Diese sozialen Reaktionen überlagern die biologischen Faktoren, die eigentlich schützend wirken sollten. «Das soziokulturelle Geschlecht kann sich gegensätzlich zum biologischen Geschlecht auswirken», sagt Gebhard. Dies lässt sich auch bei Covid-19 beobachten: Nach dem Lockdown infizierten sich mehr Frauen als Männer. Vermutlich waren sie an ihrem Arbeitsplatz sowie bei der Betreuung der Familie dem Coronavirus stärker ausgesetzt. Um solche soziokulturellen Einflüsse zu untersuchen, arbeiten erste Ärztinnen und Ärzte bereits mit einem sogenannten Genderscore, der diese Aspekte in die Behandlung einbezieht. Federführend seien diesbezüglich Kanada und Deutschland.

Vorurteile mit Folgen

In der Schweiz stösst die Gender-Medizin zwar zunehmend auf Anerkennung, aber Erkenntnisse gerade in der klinischen Medizin würden noch zu wenig umgesetzt, bedauert Gebhard. Und noch immer höre sie das Vorurteil, Gender-Medizin sei Frauenmedizin. Dabei zeigt gerade Covid-19 das Gegenteil, da diese neue Krankheit Männer stärker betrifft. Dies habe den einen oder anderen Kollegen zur Bemerkung veranlasst: «Endlich macht ihr mal etwas für die Männer.»
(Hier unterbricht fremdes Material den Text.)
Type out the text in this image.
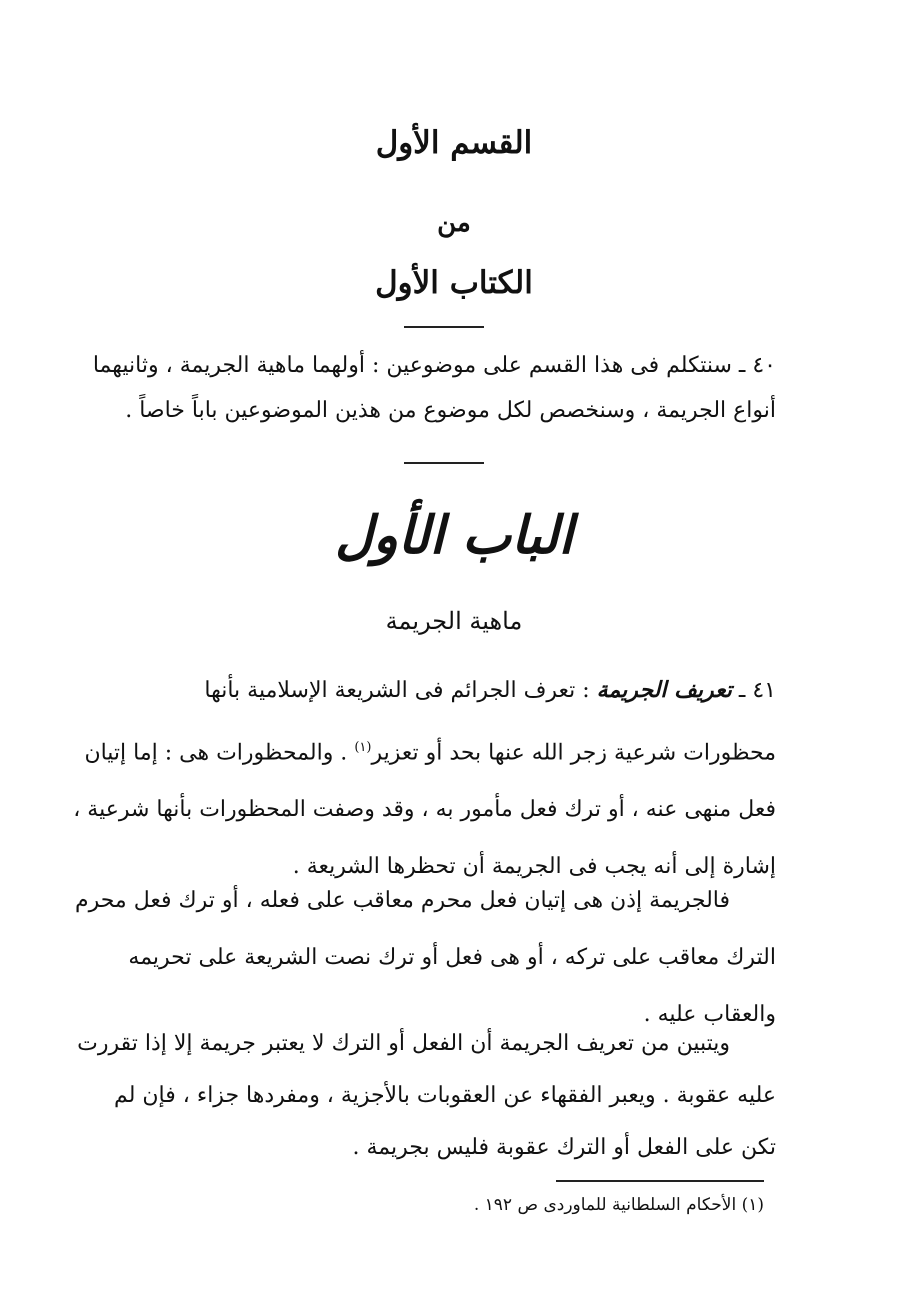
القسم الأول
من
الكتاب الأول
٤٠ ـ سنتكلم فى هذا القسم على موضوعين : أولهما ماهية الجريمة ، وثانيهما
أنواع الجريمة ، وسنخصص لكل موضوع من هذين الموضوعين باباً خاصاً .
الباب الأول
ماهية الجريمة
٤١ ـ تعريف الجريمة : تعرف الجرائم فى الشريعة الإسلامية بأنها
محظورات شرعية زجر الله عنها بحد أو تعزير$^{(١)}$ . والمحظورات هى : إما إتيان
فعل منهى عنه ، أو ترك فعل مأمور به ، وقد وصفت المحظورات بأنها شرعية ،
إشارة إلى أنه يجب فى الجريمة أن تحظرها الشريعة .
فالجريمة إذن هى إتيان فعل محرم معاقب على فعله ، أو ترك فعل محرم
الترك معاقب على تركه ، أو هى فعل أو ترك نصت الشريعة على تحريمه
والعقاب عليه .
ويتبين من تعريف الجريمة أن الفعل أو الترك لا يعتبر جريمة إلا إذا تقررت
عليه عقوبة . ويعبر الفقهاء عن العقوبات بالأجزية ، ومفردها جزاء ، فإن لم
تكن على الفعل أو الترك عقوبة فليس بجريمة .
(١) الأحكام السلطانية للماوردى ص ١٩٢ .
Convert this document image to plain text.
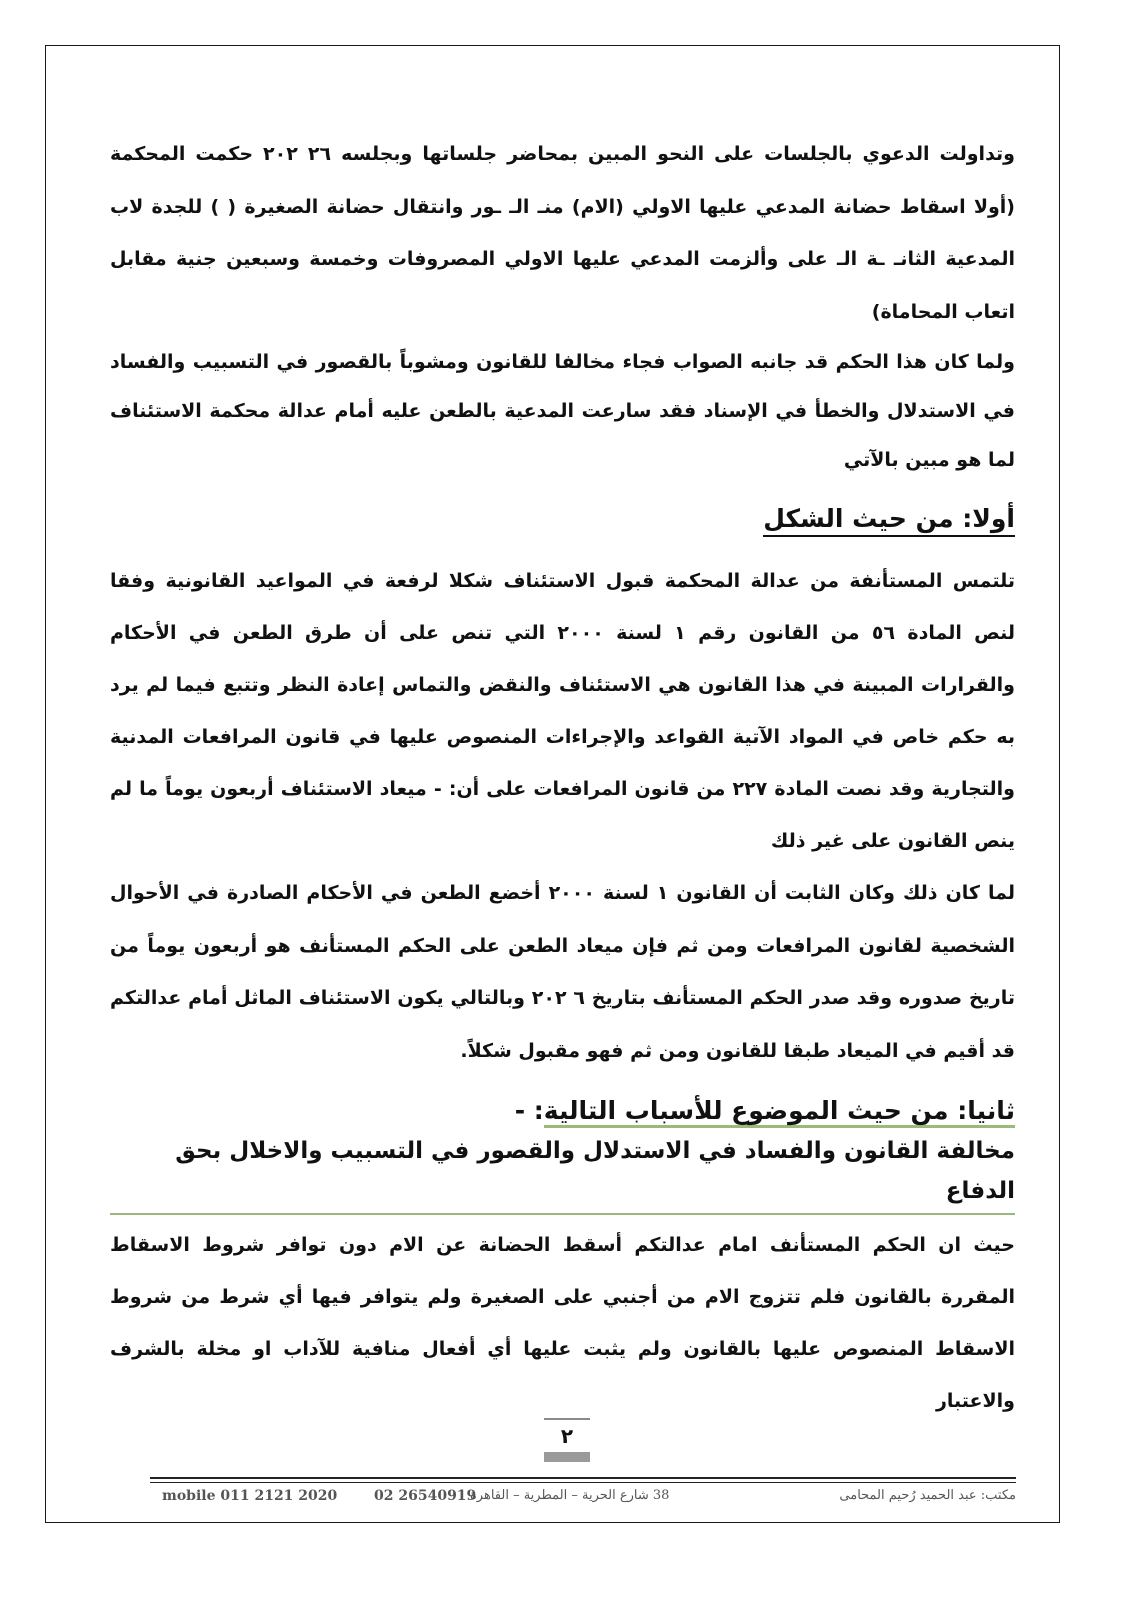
وتداولت الدعوي بالجلسات على النحو المبين بمحاضر جلساتها وبجلسه ٢٦ ٢٠٢ حكمت المحكمة (أولا اسقاط حضانة المدعي عليها الاولي (الام) منـ الـ ـور وانتقال حضانة الصغيرة ( ) للجدة لاب المدعية الثانـ ـة الـ على وألزمت المدعي عليها الاولي المصروفات وخمسة وسبعين جنية مقابل اتعاب المحاماة)

ولما كان هذا الحكم قد جانبه الصواب فجاء مخالفا للقانون ومشوباً بالقصور في التسبيب والفساد في الاستدلال والخطأ في الإسناد فقد سارعت المدعية بالطعن عليه أمام عدالة محكمة الاستئناف لما هو مبين بالآتي

أولا: من حيث الشكل

تلتمس المستأنفة من عدالة المحكمة قبول الاستئناف شكلا لرفعة في المواعيد القانونية وفقا لنص المادة ٥٦ من القانون رقم ١ لسنة ٢٠٠٠ التي تنص على أن طرق الطعن في الأحكام والقرارات المبينة في هذا القانون هي الاستئناف والنقض والتماس إعادة النظر وتتبع فيما لم يرد به حكم خاص في المواد الآتية القواعد والإجراءات المنصوص عليها في قانون المرافعات المدنية والتجارية وقد نصت المادة ٢٢٧ من قانون المرافعات على أن: - ميعاد الاستئناف أربعون يوماً ما لم ينص القانون على غير ذلك

لما كان ذلك وكان الثابت أن القانون ١ لسنة ٢٠٠٠ أخضع الطعن في الأحكام الصادرة في الأحوال الشخصية لقانون المرافعات ومن ثم فإن ميعاد الطعن على الحكم المستأنف هو أربعون يوماً من تاريخ صدوره وقد صدر الحكم المستأنف بتاريخ ٦ ٢٠٢ وبالتالي يكون الاستئناف الماثل أمام عدالتكم قد أقيم في الميعاد طبقا للقانون ومن ثم فهو مقبول شكلاً.

ثانيا: من حيث الموضوع للأسباب التالية: -

مخالفة القانون والفساد في الاستدلال والقصور في التسبيب والاخلال بحق الدفاع

حيث ان الحكم المستأنف امام عدالتكم أسقط الحضانة عن الام دون توافر شروط الاسقاط المقررة بالقانون فلم تتزوج الام من أجنبي على الصغيرة ولم يتوافر فيها أي شرط من شروط الاسقاط المنصوص عليها بالقانون ولم يثبت عليها أي أفعال منافية للآداب او مخلة بالشرف والاعتبار

٢
مكتب: عبد الحميد رُحيم المحامى
38 شارع الحرية – المطرية – القاهرة
02 26540919
mobile 011 2121 2020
Die Kardiologin kann über solche Sprüche nur lächeln. So wurde unterdessen gezeigt, dass zum Beispiel die Magersucht zu Unrecht als typische Frauenkrankheit abgestempelt ist. Auch Männer erkranken daran, wobei die Therapien auf Patientinnen ausgerichtet sind. Ein ähnliches Bild zeigt sich bei der Osteoporose, die angeblich vor allem Frauen nach der Menopause befällt – sie ist aufgrund dieser Vorurteile bei Männern stark unterdiagnostiziert und gehört beim Mann zu einem der am meisten vernachlässigten Krankheitsbilder Europas. Was zeigt: Von der Gender-Medizin profitieren sowohl Männer wie Frauen.